FRANCE WON THE WORLD CUP — 4-2 over Croatia in the most entertaining final in decades, Mbappé (19!) scoring like the future arriving on schedule, while Croatia — population four million, playing their third consecutive extra-time-adjacent epic — won every neutral heart including this office’s entire non-French contingent. And the THAI CAVE RESCUE WORKED: all twelve boys and the coach, out alive, via an operation (anesthetized kids, dive relays, a former Thai Navy SEAL who gave his life placing tanks) that will be studied by every high-risk-operations community forever. The fortnight the whole world got two good endings. The archive requires me to note when the news is GOOD; it’s rarer than outages.

Meanwhile, on the day Amazon engineered to be its biggest shopping event of the year: PRIME DAY CRASHED. Error dogs (“the dogs of Amazon”) greeted shoppers for hours at peak; internal reports later suggested the auto-scaling couldn’t keep pace and manual server adds were happening DURING the event.
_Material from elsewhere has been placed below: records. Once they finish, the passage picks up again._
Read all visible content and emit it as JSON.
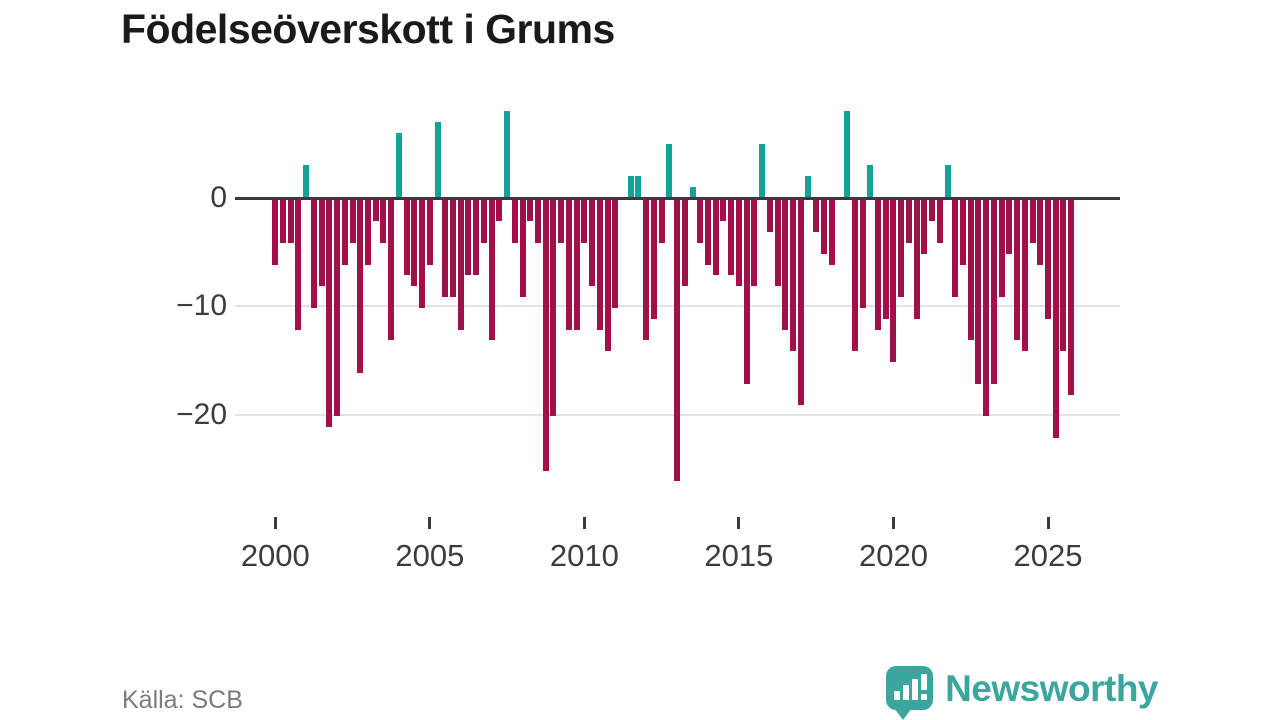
{
  "title": "Födelseöverskott i Grums",
  "source": "Källa: SCB",
  "branding": {
    "name": "Newsworthy"
  },
  "colors": {
    "positive": "#16a29a",
    "negative": "#a11048",
    "zero_line": "#3b3b3b",
    "gridline": "#e2e2e2",
    "axis_text": "#3c3c3c",
    "title_text": "#1a1a1a",
    "source_text": "#7b7b7b",
    "brand_teal": "#3aa69d"
  },
  "chart_data": {
    "type": "bar",
    "title": "Födelseöverskott i Grums",
    "xlabel": "",
    "ylabel": "",
    "x_unit": "quarter",
    "grid": "horizontal",
    "ylim": [
      -27,
      9
    ],
    "categories": [
      "2000K1",
      "2000K2",
      "2000K3",
      "2000K4",
      "2001K1",
      "2001K2",
      "2001K3",
      "2001K4",
      "2002K1",
      "2002K2",
      "2002K3",
      "2002K4",
      "2003K1",
      "2003K2",
      "2003K3",
      "2003K4",
      "2004K1",
      "2004K2",
      "2004K3",
      "2004K4",
      "2005K1",
      "2005K2",
      "2005K3",
      "2005K4",
      "2006K1",
      "2006K2",
      "2006K3",
      "2006K4",
      "2007K1",
      "2007K2",
      "2007K3",
      "2007K4",
      "2008K1",
      "2008K2",
      "2008K3",
      "2008K4",
      "2009K1",
      "2009K2",
      "2009K3",
      "2009K4",
      "2010K1",
      "2010K2",
      "2010K3",
      "2010K4",
      "2011K1",
      "2011K2",
      "2011K3",
      "2011K4",
      "2012K1",
      "2012K2",
      "2012K3",
      "2012K4",
      "2013K1",
      "2013K2",
      "2013K3",
      "2013K4",
      "2014K1",
      "2014K2",
      "2014K3",
      "2014K4",
      "2015K1",
      "2015K2",
      "2015K3",
      "2015K4",
      "2016K1",
      "2016K2",
      "2016K3",
      "2016K4",
      "2017K1",
      "2017K2",
      "2017K3",
      "2017K4",
      "2018K1",
      "2018K2",
      "2018K3",
      "2018K4",
      "2019K1",
      "2019K2",
      "2019K3",
      "2019K4",
      "2020K1",
      "2020K2",
      "2020K3",
      "2020K4",
      "2021K1",
      "2021K2",
      "2021K3",
      "2021K4",
      "2022K1",
      "2022K2",
      "2022K3",
      "2022K4",
      "2023K1",
      "2023K2",
      "2023K3",
      "2023K4",
      "2024K1",
      "2024K2",
      "2024K3",
      "2024K4",
      "2025K1",
      "2025K2",
      "2025K3",
      "2025K4"
    ],
    "values": [
      -6,
      -4,
      -4,
      -12,
      3,
      -10,
      -8,
      -21,
      -20,
      -6,
      -4,
      -16,
      -6,
      -2,
      -4,
      -13,
      6,
      -7,
      -8,
      -10,
      -6,
      7,
      -9,
      -9,
      -12,
      -7,
      -7,
      -4,
      -13,
      -2,
      8,
      -4,
      -9,
      -2,
      -4,
      -25,
      -20,
      -4,
      -12,
      -12,
      -4,
      -8,
      -12,
      -14,
      -10,
      0,
      2,
      2,
      -13,
      -11,
      -4,
      5,
      -26,
      -8,
      1,
      -4,
      -6,
      -7,
      -2,
      -7,
      -8,
      -17,
      -8,
      5,
      -3,
      -8,
      -12,
      -14,
      -19,
      2,
      -3,
      -5,
      -6,
      0,
      8,
      -14,
      -10,
      3,
      -12,
      -11,
      -15,
      -9,
      -4,
      -11,
      -5,
      -2,
      -4,
      3,
      -9,
      -6,
      -13,
      -17,
      -20,
      -17,
      -9,
      -5,
      -13,
      -14,
      -4,
      -6,
      -11,
      -22,
      -14,
      -18
    ],
    "yticks": [
      {
        "label": "0",
        "value": 0
      },
      {
        "label": "−10",
        "value": -10
      },
      {
        "label": "−20",
        "value": -20
      }
    ],
    "xticks": [
      {
        "label": "2000",
        "quarter_index": 0
      },
      {
        "label": "2005",
        "quarter_index": 20
      },
      {
        "label": "2010",
        "quarter_index": 40
      },
      {
        "label": "2015",
        "quarter_index": 60
      },
      {
        "label": "2020",
        "quarter_index": 80
      },
      {
        "label": "2025",
        "quarter_index": 100
      }
    ],
    "legend": "none"
  }
}
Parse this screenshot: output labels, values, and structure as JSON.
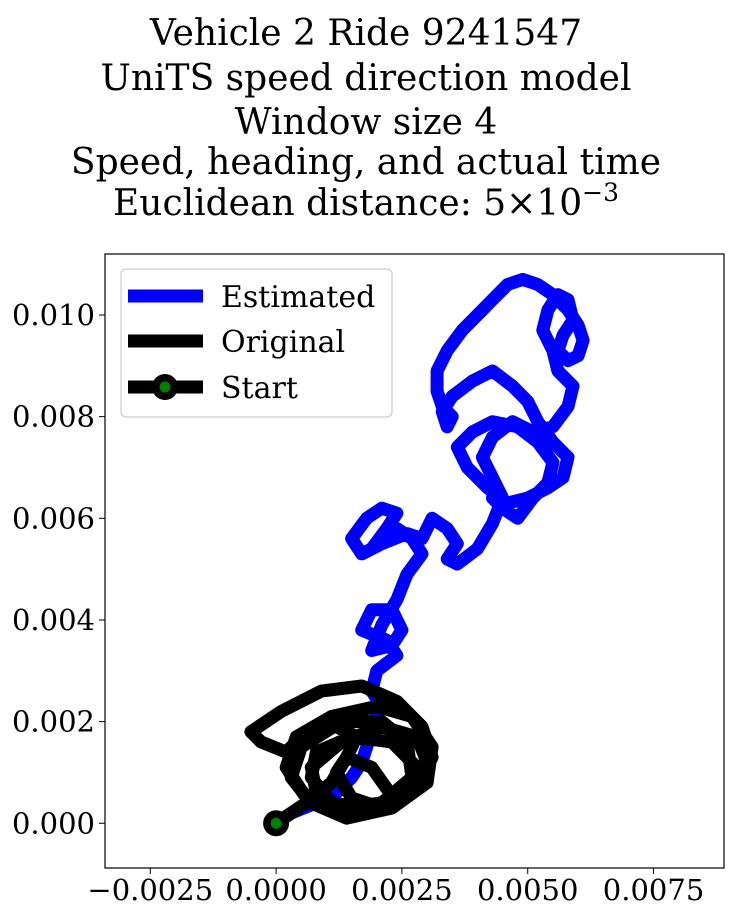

The company that wrote the book on elasticity — whose cloud the rest of us buy specifically for this problem — got thundering-herded (drink) by its own marketing calendar. Filed with love next to the S3 typo (#102): nobody is immune, ESPECIALLY not from self-inflicted, pre-scheduled, maximally-advertised load. The eclipse was handled (#113); the sale was not. Predictable ≠ provisioned.

TIL: rescue-operation design under irreversibility — the Thai plan rehearsed on stand-in kids in a pool first. When rollback doesn’t exist, rehearsal is the only rollback. The TSB bank (#130) could’ve used a pool.